Get a good quality mover.
A true professional will tell you things you may not want to hear (like your plants won’t make the trip) but in the end, those things will save you time and stress. It’s important to get clear up front on what the movers will do and what they won’t do. e.g. Let the pros pack the glassware!
Friends and relatives may want to help out, but make sure they are clear on your process and that you provide clearly defined tasks from the beginning. Fights help no one.
Establish processing zones.
You and your helpers will be handling thousands of items in a short amount of time. Establishing clear zones that everybody understands is essential to prevent mistakes from happening. A large empty room is best for a review zone. You may want to dedicate a room for giveaways to friends and family and a room for items to sell.
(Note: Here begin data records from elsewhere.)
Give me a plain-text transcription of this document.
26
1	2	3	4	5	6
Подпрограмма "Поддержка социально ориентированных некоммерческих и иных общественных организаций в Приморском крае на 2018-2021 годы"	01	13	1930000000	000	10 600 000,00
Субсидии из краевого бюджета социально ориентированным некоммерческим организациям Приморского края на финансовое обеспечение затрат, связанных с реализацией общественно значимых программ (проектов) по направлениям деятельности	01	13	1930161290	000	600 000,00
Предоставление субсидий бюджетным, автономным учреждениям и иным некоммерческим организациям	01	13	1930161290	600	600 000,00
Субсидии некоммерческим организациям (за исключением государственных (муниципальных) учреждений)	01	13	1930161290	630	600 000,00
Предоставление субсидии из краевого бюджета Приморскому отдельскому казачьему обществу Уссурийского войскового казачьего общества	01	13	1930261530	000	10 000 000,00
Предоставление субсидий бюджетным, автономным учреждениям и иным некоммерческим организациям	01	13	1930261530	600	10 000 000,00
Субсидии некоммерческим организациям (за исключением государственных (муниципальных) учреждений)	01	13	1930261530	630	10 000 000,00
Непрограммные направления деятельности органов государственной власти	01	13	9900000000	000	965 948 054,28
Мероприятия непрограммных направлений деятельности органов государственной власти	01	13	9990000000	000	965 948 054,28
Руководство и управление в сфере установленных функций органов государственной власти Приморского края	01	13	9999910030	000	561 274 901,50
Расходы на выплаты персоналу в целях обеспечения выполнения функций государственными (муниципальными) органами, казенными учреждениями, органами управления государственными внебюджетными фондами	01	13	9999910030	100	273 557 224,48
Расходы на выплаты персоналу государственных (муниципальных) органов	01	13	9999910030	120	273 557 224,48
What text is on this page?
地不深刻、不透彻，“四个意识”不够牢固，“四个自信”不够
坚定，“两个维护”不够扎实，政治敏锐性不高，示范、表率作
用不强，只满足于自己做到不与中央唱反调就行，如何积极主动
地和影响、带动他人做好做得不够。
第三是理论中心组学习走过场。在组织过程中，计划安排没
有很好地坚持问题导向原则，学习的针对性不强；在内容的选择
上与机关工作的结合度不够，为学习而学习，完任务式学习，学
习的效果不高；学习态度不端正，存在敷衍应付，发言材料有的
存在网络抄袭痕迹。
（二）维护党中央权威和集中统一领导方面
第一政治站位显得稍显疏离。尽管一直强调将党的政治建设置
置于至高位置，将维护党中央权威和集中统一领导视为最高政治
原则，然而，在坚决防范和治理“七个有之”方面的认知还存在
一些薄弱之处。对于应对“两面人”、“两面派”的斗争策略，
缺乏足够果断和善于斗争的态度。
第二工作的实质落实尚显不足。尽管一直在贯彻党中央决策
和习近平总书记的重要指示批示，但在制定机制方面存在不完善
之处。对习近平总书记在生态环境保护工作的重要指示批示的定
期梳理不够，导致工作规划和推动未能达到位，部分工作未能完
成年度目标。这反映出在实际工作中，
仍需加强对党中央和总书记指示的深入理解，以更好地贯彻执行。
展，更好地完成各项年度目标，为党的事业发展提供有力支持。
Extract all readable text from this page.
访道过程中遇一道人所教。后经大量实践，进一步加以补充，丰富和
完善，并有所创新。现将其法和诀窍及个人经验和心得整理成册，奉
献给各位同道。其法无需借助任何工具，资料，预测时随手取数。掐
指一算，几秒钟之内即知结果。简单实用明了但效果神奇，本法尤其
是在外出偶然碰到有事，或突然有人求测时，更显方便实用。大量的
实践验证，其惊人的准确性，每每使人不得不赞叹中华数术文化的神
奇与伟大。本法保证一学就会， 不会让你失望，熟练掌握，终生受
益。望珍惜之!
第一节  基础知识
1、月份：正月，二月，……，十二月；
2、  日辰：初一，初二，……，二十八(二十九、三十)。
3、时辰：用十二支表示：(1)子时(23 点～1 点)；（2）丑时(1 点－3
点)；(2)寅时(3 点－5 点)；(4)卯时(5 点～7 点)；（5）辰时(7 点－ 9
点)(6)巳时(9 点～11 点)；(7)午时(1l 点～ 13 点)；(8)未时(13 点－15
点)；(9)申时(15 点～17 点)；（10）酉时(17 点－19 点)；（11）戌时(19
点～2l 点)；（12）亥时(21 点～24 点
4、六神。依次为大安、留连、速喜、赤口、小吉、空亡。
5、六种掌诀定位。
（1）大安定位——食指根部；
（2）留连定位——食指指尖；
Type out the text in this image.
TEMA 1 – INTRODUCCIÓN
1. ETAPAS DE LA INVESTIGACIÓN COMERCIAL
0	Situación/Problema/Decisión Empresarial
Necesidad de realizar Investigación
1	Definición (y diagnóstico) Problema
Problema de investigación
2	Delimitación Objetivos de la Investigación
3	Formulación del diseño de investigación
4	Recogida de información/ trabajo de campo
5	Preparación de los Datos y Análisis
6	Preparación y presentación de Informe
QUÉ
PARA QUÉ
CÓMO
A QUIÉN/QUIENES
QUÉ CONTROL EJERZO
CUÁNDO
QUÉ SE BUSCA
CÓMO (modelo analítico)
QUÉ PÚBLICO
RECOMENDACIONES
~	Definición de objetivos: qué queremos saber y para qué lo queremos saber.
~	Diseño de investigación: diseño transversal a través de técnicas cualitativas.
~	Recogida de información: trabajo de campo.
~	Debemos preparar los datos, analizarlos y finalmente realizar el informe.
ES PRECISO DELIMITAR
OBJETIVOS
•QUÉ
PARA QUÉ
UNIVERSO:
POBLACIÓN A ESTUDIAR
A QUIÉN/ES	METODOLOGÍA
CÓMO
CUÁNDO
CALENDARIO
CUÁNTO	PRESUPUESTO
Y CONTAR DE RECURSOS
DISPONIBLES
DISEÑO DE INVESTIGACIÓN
A room (or rooms) entirely dedicated to items that have been reviewed and are going to move making moving day much smoother.
Start with the garage.
The stuff in living room or kitchen may seem more urgent, but it always makes sense to start with the more external storage. It could be the basement, but if you have a garage, start there. There tend to be a lot of quick wins in the garage, that is, larger, more forgotten items that will free up more space faster. Moving quickly feels better and starts a momentum. Once you have established space in the garage then you can establish exit zones– toss, donate, sell, give-to– so that you can more efficiently start draining items from the more urgent areas of the house. To make the piles of toss and donate go away, there’s nobody better than The Junkluggers.
Momentum trumps perfection.
It’s all too easy to get stuck in the editing process. If you’re having doubts about an item, keep it for now and keep going. Nothing brings momentum to a screeching halt faster than regrets. Let the quantity you see in the sorting zones help drive your decisions.